Die Pathologin Nadiuska De Sancha und die beiden Leichenbeschauer trugen schwere grüne Schürzen. Die Leiche von Katie Bishop war in eine weiße Plastikfolie gehüllt, die an Händen und Füßen mit Gummibändern gesichert war, um mögliche Spuren unter den Nägeln zu schützen. Die Pathologin wickelte die Folie ab und untersuchte sie aufmerksam auf Haare, Fasern, Hautreste und andere Spuren, die womöglich vom Angreifer stammten; zwischendurch sprach sie in ihr Diktiergerät.
Sie war etwa zwanzig Jahre älter als Cleo, aber auf ihre Weise ebenso hinreißend. Schön und würdevoll, mit hohen Wangenknochen und klaren grünen Augen, die todernst blicken und im nächsten Moment humorvoll zwinkern konnten. Sie trug eine kleine runde Hornbrille, wie Intellektuelle in den Medien sie bevorzugten, und hatte das feuerrote Haar ordentlich aufgesteckt. Sie wirkte irgendwie aristokratisch und war angeblich die Tochter eines russischen Adligen. Nun legte sie das Diktiergerät neben das Waschbecken und machte sich daran, Katies rechte Hand auszupacken.

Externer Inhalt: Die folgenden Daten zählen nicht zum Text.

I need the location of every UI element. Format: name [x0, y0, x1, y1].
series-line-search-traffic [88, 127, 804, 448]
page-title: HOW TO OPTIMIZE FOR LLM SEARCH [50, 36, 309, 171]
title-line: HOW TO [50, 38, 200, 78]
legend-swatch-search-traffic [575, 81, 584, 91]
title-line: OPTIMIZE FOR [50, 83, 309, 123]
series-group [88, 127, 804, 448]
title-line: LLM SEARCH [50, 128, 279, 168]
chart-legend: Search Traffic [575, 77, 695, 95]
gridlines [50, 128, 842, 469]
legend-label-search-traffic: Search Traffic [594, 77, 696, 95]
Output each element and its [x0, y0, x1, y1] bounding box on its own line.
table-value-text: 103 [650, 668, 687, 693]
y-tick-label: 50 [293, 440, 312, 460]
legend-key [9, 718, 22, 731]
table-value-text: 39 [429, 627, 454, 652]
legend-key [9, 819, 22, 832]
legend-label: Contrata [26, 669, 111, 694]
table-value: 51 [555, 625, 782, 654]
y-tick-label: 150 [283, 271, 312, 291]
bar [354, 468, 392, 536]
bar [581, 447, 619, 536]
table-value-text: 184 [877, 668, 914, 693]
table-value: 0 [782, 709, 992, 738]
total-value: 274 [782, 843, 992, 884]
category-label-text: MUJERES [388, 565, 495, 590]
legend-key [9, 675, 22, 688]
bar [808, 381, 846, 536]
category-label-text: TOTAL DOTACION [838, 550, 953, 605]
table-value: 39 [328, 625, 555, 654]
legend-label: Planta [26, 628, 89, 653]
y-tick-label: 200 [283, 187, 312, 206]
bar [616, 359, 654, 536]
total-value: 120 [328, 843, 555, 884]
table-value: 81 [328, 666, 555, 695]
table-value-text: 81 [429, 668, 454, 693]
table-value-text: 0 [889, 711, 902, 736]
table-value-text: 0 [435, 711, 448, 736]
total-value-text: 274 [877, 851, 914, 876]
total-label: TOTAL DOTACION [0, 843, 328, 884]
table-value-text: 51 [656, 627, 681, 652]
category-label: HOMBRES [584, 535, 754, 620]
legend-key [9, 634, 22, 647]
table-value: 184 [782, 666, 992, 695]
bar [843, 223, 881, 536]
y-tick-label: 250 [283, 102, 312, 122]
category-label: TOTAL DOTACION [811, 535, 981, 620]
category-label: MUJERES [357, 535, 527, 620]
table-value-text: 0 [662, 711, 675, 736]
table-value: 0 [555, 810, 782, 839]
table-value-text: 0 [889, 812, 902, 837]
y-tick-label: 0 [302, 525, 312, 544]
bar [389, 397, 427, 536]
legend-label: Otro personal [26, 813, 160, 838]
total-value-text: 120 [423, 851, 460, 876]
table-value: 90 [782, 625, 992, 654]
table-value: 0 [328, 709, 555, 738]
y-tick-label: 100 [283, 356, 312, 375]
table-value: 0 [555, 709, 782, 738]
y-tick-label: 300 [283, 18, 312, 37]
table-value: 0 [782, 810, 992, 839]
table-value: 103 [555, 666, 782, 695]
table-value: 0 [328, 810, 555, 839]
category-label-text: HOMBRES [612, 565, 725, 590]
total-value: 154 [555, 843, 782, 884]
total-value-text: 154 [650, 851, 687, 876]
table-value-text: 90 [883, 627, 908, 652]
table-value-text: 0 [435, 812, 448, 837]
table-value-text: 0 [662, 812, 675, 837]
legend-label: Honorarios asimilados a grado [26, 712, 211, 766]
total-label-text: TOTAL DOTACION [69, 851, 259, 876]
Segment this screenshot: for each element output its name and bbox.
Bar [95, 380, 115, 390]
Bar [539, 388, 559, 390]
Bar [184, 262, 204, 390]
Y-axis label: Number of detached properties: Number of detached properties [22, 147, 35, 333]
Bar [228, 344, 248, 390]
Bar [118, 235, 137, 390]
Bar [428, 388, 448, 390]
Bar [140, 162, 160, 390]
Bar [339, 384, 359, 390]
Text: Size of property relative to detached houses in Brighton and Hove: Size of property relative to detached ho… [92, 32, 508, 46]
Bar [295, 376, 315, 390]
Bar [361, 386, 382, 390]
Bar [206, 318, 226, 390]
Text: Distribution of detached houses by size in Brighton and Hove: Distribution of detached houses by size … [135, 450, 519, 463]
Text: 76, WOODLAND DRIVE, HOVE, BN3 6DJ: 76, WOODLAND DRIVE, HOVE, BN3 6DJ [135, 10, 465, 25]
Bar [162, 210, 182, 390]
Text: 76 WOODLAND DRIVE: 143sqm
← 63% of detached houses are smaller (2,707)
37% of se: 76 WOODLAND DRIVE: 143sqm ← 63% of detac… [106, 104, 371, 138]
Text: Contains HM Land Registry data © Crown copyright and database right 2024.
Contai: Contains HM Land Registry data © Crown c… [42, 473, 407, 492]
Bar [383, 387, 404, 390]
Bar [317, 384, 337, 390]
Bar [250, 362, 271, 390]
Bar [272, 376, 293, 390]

Als die Leiche schließlich vollkommen nackt dalag und Nadiuska unter allen Fingernägeln Proben entnommen hatte, wandte sie sich der Strangmarke am Hals der Frau zu. Sie untersuchte sie mit einer Lupe, schaute sich die Augen an und sagte dann zu Grace:
»Roy, es handelt sich um eine oberflächliche Messerwunde mit einer Strangmarke an derselben Stelle. Sehen Sie sich mal die Sklera genau an – die Augäpfel, meine ich. Erkennen Sie die Blutungen?« Sie sprach mit einem ganz leichten osteuropäischen Akzent.
Der Detective Superintendent trat näher und betrachtete die Augen nacheinander durch die Lupe. Nadiuska hatte recht. In jedem Augapfel waren deutlich blutunterlaufene Punkte zu erkennen, etwa so groß wie ein Stecknadelkopf. Er trat wieder zurück.
Dann fotografierte Derek Gavin beide Augen mit einer Makrolinse.
»Der Druck reichte aus, um die Halsvenen zusammenzudrücken, nicht aber die Arterien«, erklärte Nadiuska mit lauterer Stimme. »Die Blutung ist ein nützlicher Hinweis auf Strangulation oder Ersticken. Seltsam ist nur, dass es keine Kratzer oder blauen Flecken an ihrem Körper gibt. Man sollte meinen, sie hätte Widerstand geleistet. Das wäre jedenfalls normal.«
Genau das hatte Grace auch gedacht. »Also könnte es jemand gewesen sein, den sie kannte? Ein Sexspiel, das außer Kontrolle geriet?«
»Und die Messerwunde?«, warf Glenn Branson skeptisch ein.
»Guter Einwand«, gab Grace zu. Dass ihm so etwas entgehen konnte – vermutlich war er einfach übermüdet.